As part of the new architecture, we are removing some functionality. Most notably:
OpenCL rendering kernels. The combination of the limited Cycles split kernel implementation, driver bugs, and stalled OpenCL standard has made maintenance too difficult. We can only make the kinds of bigger changes we are working on now by starting from a clean slate.
Vulkan Compute shaders (or GLSL compute shaders, if supported by the OpenGL version) should be quite a bit more robust than OpenCL kernels. The main issue w/ shaders compared to OpenCL kernels is some missing features in the former, that will have to be optionally supported via standard extensions.
The programming model is also quite different, so code will have to be rewritten.
I'll piggyback on your comment for a question: I only very recently started getting into the basic of GPGPU coding. I hate vendor lock in, so I started out with OpenCL. I had a good time, but I do understand that more and more of non-CUDA world (however small that may be) is moving away from OpenCL. What are they moving to? Where should one direct one's "compute learning energy" (if one already excludes CUDA or other proprietary solutions)?
Not OP, but: Unfortunately you need to pick a platform and target that. Which API you use depends on the platform. DirectX, OpenGL, Vulkan and Metal all have compute capability.
So, I think you need to abstract your code at the services level, and provide an implementations for each platform you need to support (the number may be 1 or more than 1).
I think you need to direct your "compute learning" energy at the algorithm level. Numerics and all that. The GPU API:s are just the obtuse implementation detail, but not the meat of the thing.
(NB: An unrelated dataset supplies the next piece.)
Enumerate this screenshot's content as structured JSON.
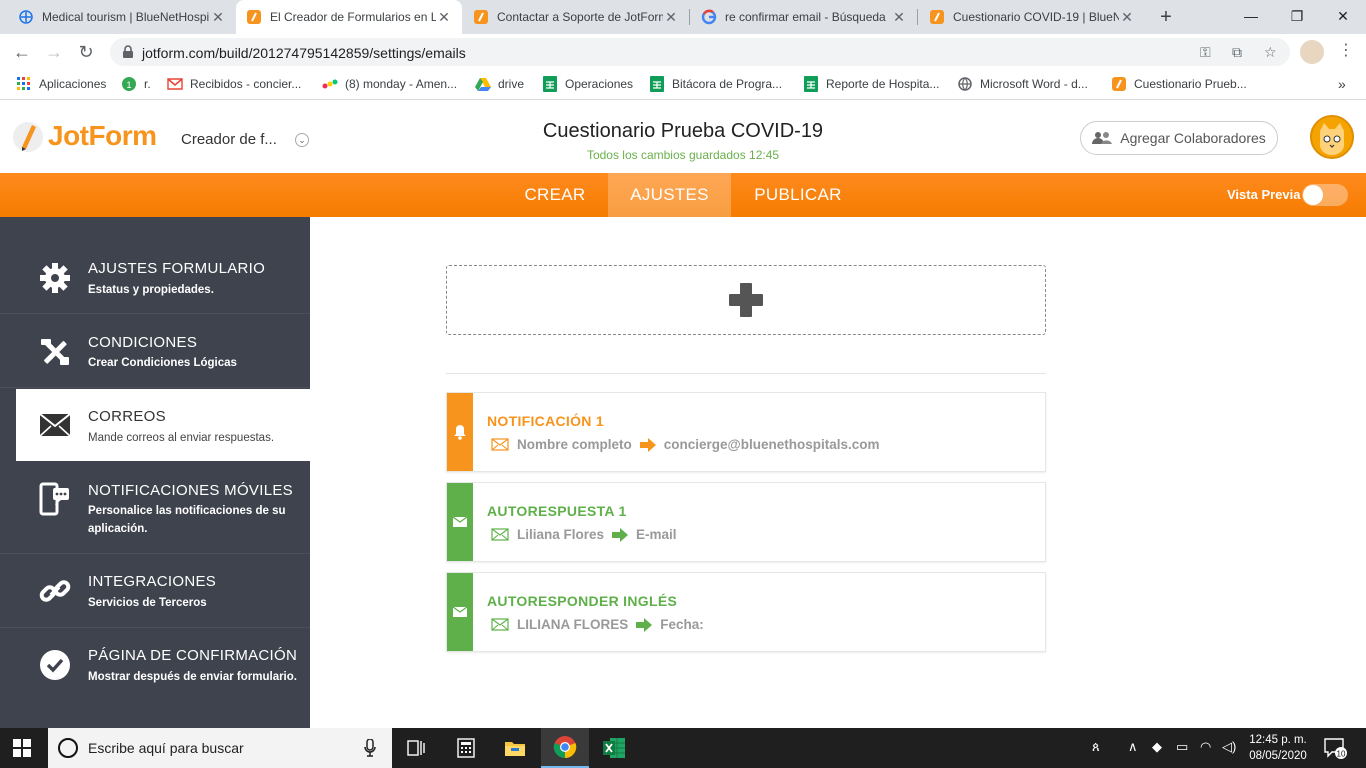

In addition to picking a platform, you also essentially need to pick a generation. Vulkan 1.0 for example is missing subgroups and has lots of other limitations. Vulkan 1.2 on a modern GPU with an updated driver is pretty darned powerful, with an explicit memory model, control over subgroup size, a form of pointers, and a range of scalar datatype sizes (f16 is especially useful for machine learning, commonly having 2x the throughput as f32). It is possible to have multiple versions and select at runtime, but it's an additional complexity that needs to be considered, and can constrain your architecture to accommodate the compatibility modes.
> So, I think you need to abstract your code at the services level, and provide an implementations for each platform you need to support (the number may be 1 or more than 1).
There are some cross-platform capabilities via SPIRV-Cross. The LLVM folks are working on MLIR that might provide even better features wrt. a common abstraction layer going forward.
See https://news.ycombinator.com/item?id=27396634 for a basic intro, but IIRC the main differences involved are (1) support for general pointers in OpenCL, whereas data indirection in compute shaders involves varying levels of messiness, and (2) OpenCL introduces support for some mathematical functions, that is not in Vulkan Compute. (However, note that OpenCL 3.0 has also made many features optional, so the basic featureset may be more comparable as a result.)
Note that they are not removing GPU rendering. Just the OpenCL kernels. They'll still have NVIDIA and AMD kernels. As long as the open source drivers keep working towards supporting the required features those will eventually work on them.